I am not a police officer. I do not want to be a police officer. I have respect for authority and I know that I could not emotionally handle the responsibility they face every day. Not all police officers are bad people. I don’t believe police officers wake up in the morning thinking they hope they get to shoot their gun.
But I do believe there is a huge racial injustice happening in our country and it has been happening for far too long and I wish I knew how to fix it. But I don’t. It shouldn’t be a problem.
All lives matter. Every single one of us is someone’s son or daughter. Every life means something to someone.
Would the media go on and on about a peaceful protest in Baltimore? No. Probably not. There were groups of people holding signs and protesting peacefully yesterday but did anyone see pictures or videos of them online or tv yesterday?
Why does it take more violence to get attention? And what will this type of attention solve? Why is this a debate which is spanning over a century!?
I am a 34-year old white female. There have been times in which I was discriminated against because I am white, there are times I was discriminated against because I’m female. I can count those times on my two hands. I have a black friend who has been pulled over 7 times in one year. 7 times! Failure to yield when there was no traffic coming is one of the reasons he was given. Pulled over for a brake light being out and then asked to step out of the car because he told the officer he knew the brake light was out and he hasn’t been able to fix it yet.
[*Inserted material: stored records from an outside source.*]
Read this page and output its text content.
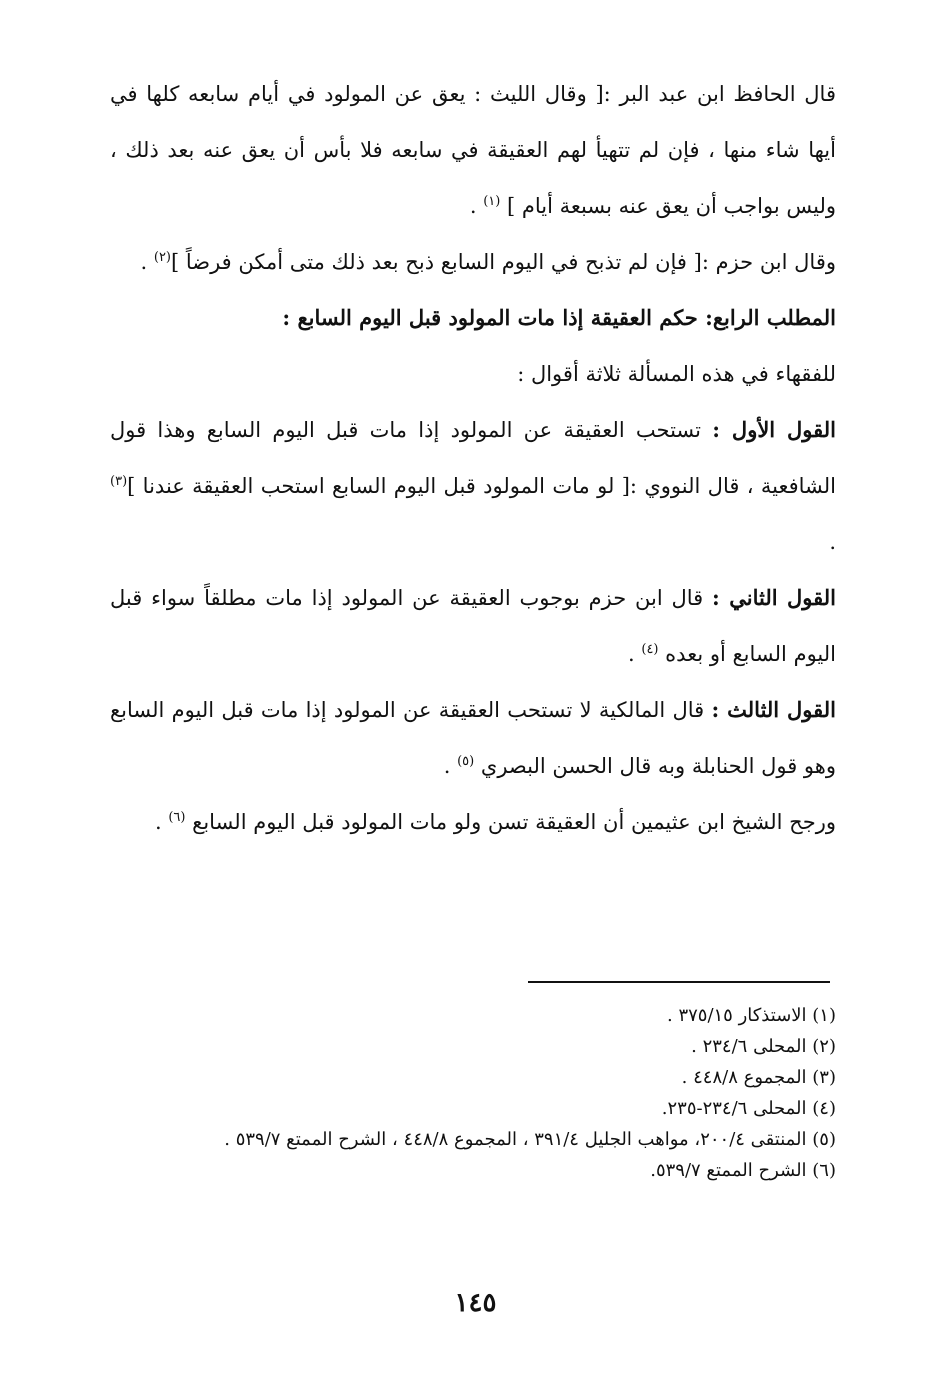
قال الحافظ ابن عبد البر :[ وقال الليث : يعق عن المولود في أيام سابعه كلها في أيها شاء منها ، فإن لم تتهيأ لهم العقيقة في سابعه فلا بأس أن يعق عنه بعد ذلك ، وليس بواجب أن يعق عنه بسبعة أيام ] $^{(١)}$ .

وقال ابن حزم :[ فإن لم تذبح في اليوم السابع ذبح بعد ذلك متى أمكن فرضاً ]$^{(٢)}$ .

المطلب الرابع: حكم العقيقة إذا مات المولود قبل اليوم السابع :

للفقهاء في هذه المسألة ثلاثة أقوال :

القول الأول : تستحب العقيقة عن المولود إذا مات قبل اليوم السابع وهذا قول الشافعية ، قال النووي :[ لو مات المولود قبل اليوم السابع استحب العقيقة عندنا ]$^{(٣)}$ .

القول الثاني : قال ابن حزم بوجوب العقيقة عن المولود إذا مات مطلقاً سواء قبل اليوم السابع أو بعده $^{(٤)}$ .

القول الثالث : قال المالكية لا تستحب العقيقة عن المولود إذا مات قبل اليوم السابع وهو قول الحنابلة وبه قال الحسن البصري $^{(٥)}$ .

ورجح الشيخ ابن عثيمين أن العقيقة تسن ولو مات المولود قبل اليوم السابع $^{(٦)}$ .

(١) الاستذكار ٣٧٥/١٥ .

(٢) المحلى ٢٣٤/٦ .

(٣) المجموع ٤٤٨/٨ .

(٤) المحلى ٢٣٤/٦-٢٣٥.

(٥) المنتقى ٢٠٠/٤، مواهب الجليل ٣٩١/٤ ، المجموع ٤٤٨/٨ ، الشرح الممتع ٥٣٩/٧ .

(٦) الشرح الممتع ٥٣٩/٧.

١٤٥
I heard on the radio this morning a black woman saying she has taught her sons how to talk and how to dress so that they are less likely to be in a tricky situation. While I am grateful she is helping her sons to learn skills to help them grow into respectful young men I do not agree that their clothes or the way they talk should be what decides if they get arrested or not.
Equate it this way. When someone tells a rape victim that they are partly responsible for their rape because they had on a tight outfit… is that an appropriate statement? Hell no. Do you see what I mean here?
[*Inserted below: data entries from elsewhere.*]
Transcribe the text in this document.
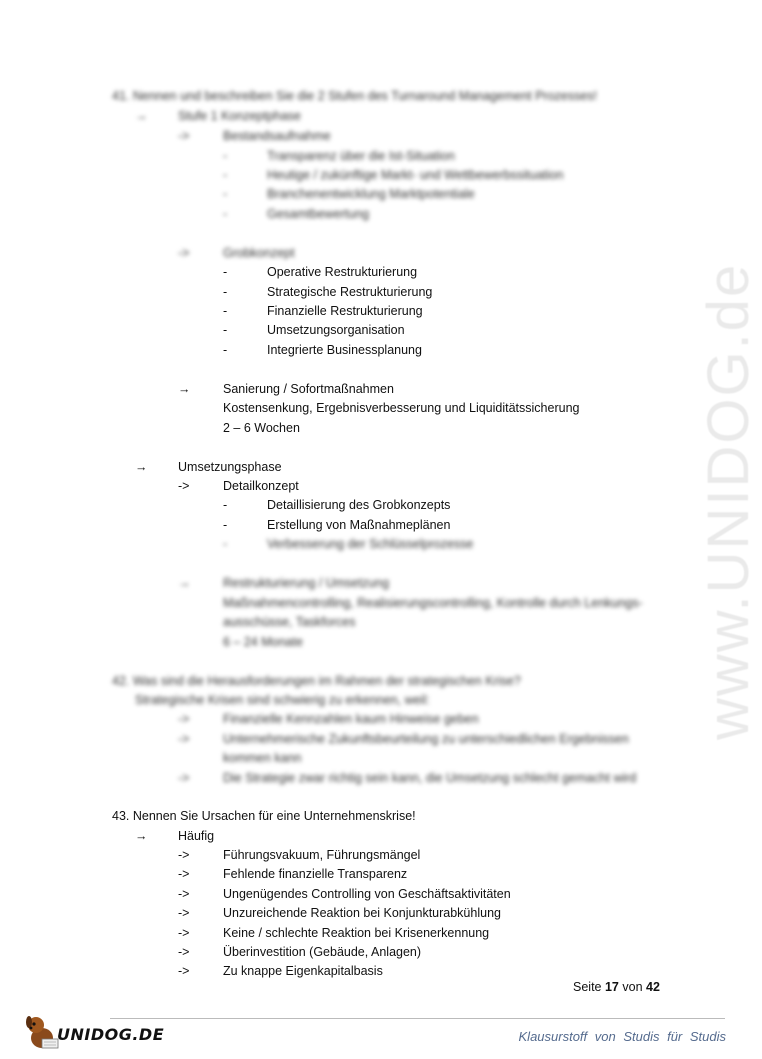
www.UNIDOG.de
41. Nennen und beschreiben Sie die 2 Stufen des Turnaround Management Prozesses!
→ Stufe 1 Konzeptphase
->	Bestandsaufnahme
-	Transparenz über die Ist-Situation
-	Heutige / zukünftige Markt- und Wettbewerbssituation
-	Branchenentwicklung Marktpotentiale
-	Gesamtbewertung
->	Grobkonzept
-	Operative Restrukturierung
-	Strategische Restrukturierung
-	Finanzielle Restrukturierung
-	Umsetzungsorganisation
-	Integrierte Businessplanung
→	Sanierung / Sofortmaßnahmen
Kostensenkung, Ergebnisverbesserung und Liquiditätssicherung
2 – 6 Wochen
→ Umsetzungsphase
->	Detailkonzept
-	Detaillisierung des Grobkonzepts
-	Erstellung von Maßnahmeplänen
-	Verbesserung der Schlüsselprozesse
→	Restrukturierung / Umsetzung
Maßnahmencontrolling, Realisierungscontrolling, Kontrolle durch Lenkungs-
ausschüsse, Taskforces
6 – 24 Monate
42. Was sind die Herausforderungen im Rahmen der strategischen Krise?
Strategische Krisen sind schwierig zu erkennen, weil:
->	Finanzielle Kennzahlen kaum Hinweise geben
->	Unternehmerische Zukunftsbeurteilung zu unterschiedlichen Ergebnissen
kommen kann
->	Die Strategie zwar richtig sein kann, die Umsetzung schlecht gemacht wird
43. Nennen Sie Ursachen für eine Unternehmenskrise!
→ Häufig
->	Führungsvakuum, Führungsmängel
->	Fehlende finanzielle Transparenz
->	Ungenügendes Controlling von Geschäftsaktivitäten
->	Unzureichende Reaktion bei Konjunkturabkühlung
->	Keine / schlechte Reaktion bei Krisenerkennung
->	Überinvestition (Gebäude, Anlagen)
->	Zu knappe Eigenkapitalbasis
Seite 17 von 42
UNIDOG.DE	Klausurstoff von Studis für Studis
The disparity is real. This is not a myth.
Consider Dearborn, Missouri.
More than half of the people Dearborn police arrested in 2011 and 2012 were black, according to reports they submitted to the FBI. By comparison, about 4% of the city’s residents are black, as are about a quarter of the people who live in Metropolitan Detroit. Over those two years, the department reported arresting 4,500 black people – 500 more than lived in the city. As a result, the arrest rate for blacks, compared with the city’s population, was 26 times higher than for people of other races.
One thing we can do is to make sure that all agencies report complete demographic data so we can get a more complete picture of the disparity. Not all agencies report race. If this is a nationwide issue then this should be a nationwide policy.
But how do we show why someone is accused or pulled over? If there are 25 white men pulled over in a week and 20 black men pulled over. What are the chances that the 20 black men were pulled over due to a stereotype versus the white men and how do we collect that type of data? Is it possible to get that data objectively? Probably not. But without that type of data the percent distribution of total arrests may not show a clear picture. Data sets are incomplete without this information.
This post is getting long and rambly. But this is an issue which is really eating at me.
Rioting is wrong. There is no way throwing a chair through a window, burning down a senior center and a CVS and blowing up cars will ever be the right thing to do. Rioting is only going to cause more problems. Rioting is going to force authority figures to point at the rioters which are not the root of the problem. We need to work together in a more peaceful way to get to the bottom of this issue and find justice.